The next big advancement was removing the cataract, and inserting the implant directly through the cornea. This approach did not require any sutures, and thus healing time was even further reduced as was patient discomfort. The nagging issue that plagued cataract surgeons was to be able to eliminate the need for eye glasses after the surgery. To that end, stronger implants have been developed, multi focal, UV absorbing IOLs and many other options have been employed. Some have worked well, while others have failed. A most troublesome residual problem has been how to correct astigmatism after this surgery. At first, eye glasses had to be worn to correct the uncorrected astigmatism. Then some surgeons advocated making incisions in the cornea to reduce or eliminate the astigmatism post surgically. While this therapeutic approach was fairly successful, most patients did not want an additional procedure if note needed.
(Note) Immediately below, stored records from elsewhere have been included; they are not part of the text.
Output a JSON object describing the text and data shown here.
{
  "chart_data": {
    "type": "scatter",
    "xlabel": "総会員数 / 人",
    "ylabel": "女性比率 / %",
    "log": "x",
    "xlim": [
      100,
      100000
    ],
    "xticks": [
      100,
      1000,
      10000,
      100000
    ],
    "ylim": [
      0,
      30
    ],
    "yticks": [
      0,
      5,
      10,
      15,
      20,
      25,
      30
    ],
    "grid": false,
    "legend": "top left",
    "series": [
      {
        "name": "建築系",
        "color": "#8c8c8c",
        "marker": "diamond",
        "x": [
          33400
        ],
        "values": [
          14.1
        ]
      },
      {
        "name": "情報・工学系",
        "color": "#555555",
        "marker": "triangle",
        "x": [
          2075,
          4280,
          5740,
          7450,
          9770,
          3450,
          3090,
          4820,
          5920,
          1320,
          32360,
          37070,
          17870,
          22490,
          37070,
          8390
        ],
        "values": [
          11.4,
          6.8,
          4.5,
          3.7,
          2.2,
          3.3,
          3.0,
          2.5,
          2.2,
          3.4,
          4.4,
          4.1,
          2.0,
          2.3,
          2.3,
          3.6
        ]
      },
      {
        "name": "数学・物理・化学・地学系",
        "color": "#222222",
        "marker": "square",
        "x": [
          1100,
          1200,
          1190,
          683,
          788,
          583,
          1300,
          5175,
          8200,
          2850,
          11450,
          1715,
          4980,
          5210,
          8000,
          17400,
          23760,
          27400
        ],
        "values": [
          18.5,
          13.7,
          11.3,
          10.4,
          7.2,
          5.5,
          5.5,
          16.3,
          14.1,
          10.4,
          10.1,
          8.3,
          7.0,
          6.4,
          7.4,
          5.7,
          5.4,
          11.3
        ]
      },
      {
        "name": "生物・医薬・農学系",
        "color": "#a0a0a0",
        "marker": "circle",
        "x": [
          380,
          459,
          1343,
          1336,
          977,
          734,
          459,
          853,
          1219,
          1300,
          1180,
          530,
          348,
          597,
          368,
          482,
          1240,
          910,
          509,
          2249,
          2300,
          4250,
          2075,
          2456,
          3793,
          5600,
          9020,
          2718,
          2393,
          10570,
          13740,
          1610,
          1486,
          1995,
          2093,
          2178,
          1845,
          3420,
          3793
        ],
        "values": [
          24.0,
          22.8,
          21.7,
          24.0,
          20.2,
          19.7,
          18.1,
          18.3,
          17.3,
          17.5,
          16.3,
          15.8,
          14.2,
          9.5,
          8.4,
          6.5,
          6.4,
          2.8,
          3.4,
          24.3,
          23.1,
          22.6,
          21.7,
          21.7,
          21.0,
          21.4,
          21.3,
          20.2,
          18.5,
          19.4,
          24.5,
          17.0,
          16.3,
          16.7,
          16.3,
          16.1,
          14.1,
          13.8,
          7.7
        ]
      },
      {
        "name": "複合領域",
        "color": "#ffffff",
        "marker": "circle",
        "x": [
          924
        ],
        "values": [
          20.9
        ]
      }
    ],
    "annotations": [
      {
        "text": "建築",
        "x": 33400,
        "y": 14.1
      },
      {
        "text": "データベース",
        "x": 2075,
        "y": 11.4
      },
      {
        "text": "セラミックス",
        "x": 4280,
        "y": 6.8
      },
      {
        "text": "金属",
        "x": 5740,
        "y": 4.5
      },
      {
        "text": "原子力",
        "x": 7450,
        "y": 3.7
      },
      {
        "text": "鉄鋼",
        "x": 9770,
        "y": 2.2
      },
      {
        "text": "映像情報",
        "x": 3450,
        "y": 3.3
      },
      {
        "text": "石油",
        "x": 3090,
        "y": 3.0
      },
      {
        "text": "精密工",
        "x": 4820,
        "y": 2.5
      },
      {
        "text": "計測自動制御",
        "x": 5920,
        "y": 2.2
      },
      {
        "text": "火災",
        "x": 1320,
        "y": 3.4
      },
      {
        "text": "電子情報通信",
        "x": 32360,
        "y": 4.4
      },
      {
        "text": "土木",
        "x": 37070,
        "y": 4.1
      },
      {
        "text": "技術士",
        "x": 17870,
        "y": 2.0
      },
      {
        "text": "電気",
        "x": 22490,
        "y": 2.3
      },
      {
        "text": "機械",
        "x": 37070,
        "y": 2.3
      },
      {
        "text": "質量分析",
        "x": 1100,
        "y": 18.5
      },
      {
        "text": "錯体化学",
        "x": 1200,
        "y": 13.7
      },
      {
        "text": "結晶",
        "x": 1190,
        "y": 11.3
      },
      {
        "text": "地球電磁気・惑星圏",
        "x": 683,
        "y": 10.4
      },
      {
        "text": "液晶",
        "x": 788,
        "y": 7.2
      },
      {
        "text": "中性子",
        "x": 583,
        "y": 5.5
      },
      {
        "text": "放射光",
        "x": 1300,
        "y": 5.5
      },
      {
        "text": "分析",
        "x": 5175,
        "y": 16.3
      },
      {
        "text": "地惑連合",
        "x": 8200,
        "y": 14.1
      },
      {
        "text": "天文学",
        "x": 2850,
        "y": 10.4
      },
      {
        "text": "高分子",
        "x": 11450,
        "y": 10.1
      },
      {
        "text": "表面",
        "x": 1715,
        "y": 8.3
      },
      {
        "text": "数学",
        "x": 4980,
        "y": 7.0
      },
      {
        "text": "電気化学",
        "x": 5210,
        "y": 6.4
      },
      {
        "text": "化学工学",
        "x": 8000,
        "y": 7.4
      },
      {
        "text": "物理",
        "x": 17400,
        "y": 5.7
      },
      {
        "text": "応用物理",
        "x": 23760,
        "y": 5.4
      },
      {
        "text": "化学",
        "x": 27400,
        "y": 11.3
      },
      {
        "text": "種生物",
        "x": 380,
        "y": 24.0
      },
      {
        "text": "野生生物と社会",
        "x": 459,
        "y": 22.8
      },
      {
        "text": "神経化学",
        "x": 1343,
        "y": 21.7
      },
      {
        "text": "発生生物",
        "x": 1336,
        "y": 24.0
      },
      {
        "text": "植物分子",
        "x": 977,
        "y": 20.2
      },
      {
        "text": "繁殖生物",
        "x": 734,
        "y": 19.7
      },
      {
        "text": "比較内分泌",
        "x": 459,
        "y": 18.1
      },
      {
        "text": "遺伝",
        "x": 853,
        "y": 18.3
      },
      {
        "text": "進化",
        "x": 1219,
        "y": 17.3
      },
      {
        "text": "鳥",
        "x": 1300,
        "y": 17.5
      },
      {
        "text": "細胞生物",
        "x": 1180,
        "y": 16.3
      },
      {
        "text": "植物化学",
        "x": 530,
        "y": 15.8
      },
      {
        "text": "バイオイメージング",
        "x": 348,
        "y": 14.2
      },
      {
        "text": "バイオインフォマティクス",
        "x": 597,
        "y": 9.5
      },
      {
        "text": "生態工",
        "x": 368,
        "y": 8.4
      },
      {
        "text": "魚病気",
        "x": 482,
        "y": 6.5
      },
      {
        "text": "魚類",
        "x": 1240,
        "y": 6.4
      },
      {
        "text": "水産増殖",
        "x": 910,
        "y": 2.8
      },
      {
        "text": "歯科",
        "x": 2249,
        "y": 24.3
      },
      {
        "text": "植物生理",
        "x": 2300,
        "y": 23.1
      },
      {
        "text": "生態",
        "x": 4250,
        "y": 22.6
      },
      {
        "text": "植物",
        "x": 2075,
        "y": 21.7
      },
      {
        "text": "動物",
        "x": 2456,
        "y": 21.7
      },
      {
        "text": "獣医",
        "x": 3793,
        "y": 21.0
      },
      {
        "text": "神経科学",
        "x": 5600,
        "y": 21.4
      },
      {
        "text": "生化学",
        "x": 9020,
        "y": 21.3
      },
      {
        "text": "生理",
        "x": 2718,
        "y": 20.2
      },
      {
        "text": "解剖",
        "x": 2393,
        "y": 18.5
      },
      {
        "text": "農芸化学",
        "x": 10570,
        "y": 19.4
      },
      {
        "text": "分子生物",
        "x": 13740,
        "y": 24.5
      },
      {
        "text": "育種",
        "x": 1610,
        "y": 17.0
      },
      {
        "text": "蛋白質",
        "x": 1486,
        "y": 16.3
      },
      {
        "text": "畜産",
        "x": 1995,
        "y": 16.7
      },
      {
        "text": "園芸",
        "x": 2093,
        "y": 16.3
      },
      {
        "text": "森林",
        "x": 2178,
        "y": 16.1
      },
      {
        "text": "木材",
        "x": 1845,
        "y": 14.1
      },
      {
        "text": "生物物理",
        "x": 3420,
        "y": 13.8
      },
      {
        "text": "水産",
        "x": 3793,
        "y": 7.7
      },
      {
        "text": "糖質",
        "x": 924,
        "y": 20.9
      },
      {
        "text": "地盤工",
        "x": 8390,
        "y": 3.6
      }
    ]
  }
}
Recently, the astigmatic problem has now been solved. The STAAR Toric IOL is now available, and can correct up to 3.50 diopters of corneal astigmatism. That means that most people that have astigmatism before surgery can choose to have this new IOL implanted at the time of surgery, and have their astigmatism corrected resulting in no need for distance eye glasses after the procedure. The implant works similarly to a toric contact lens. When seen in the eye, there are peripheral markings to evaluate the positioning of the lens. The results thus far have been very good with only a few patients complaining about glare. These implants are not covered by most insurance companies and there fore must be paid for by the patient.

Always ask your surgeon about the options for implants before surgery to see if there is something that will best suite any visual needs.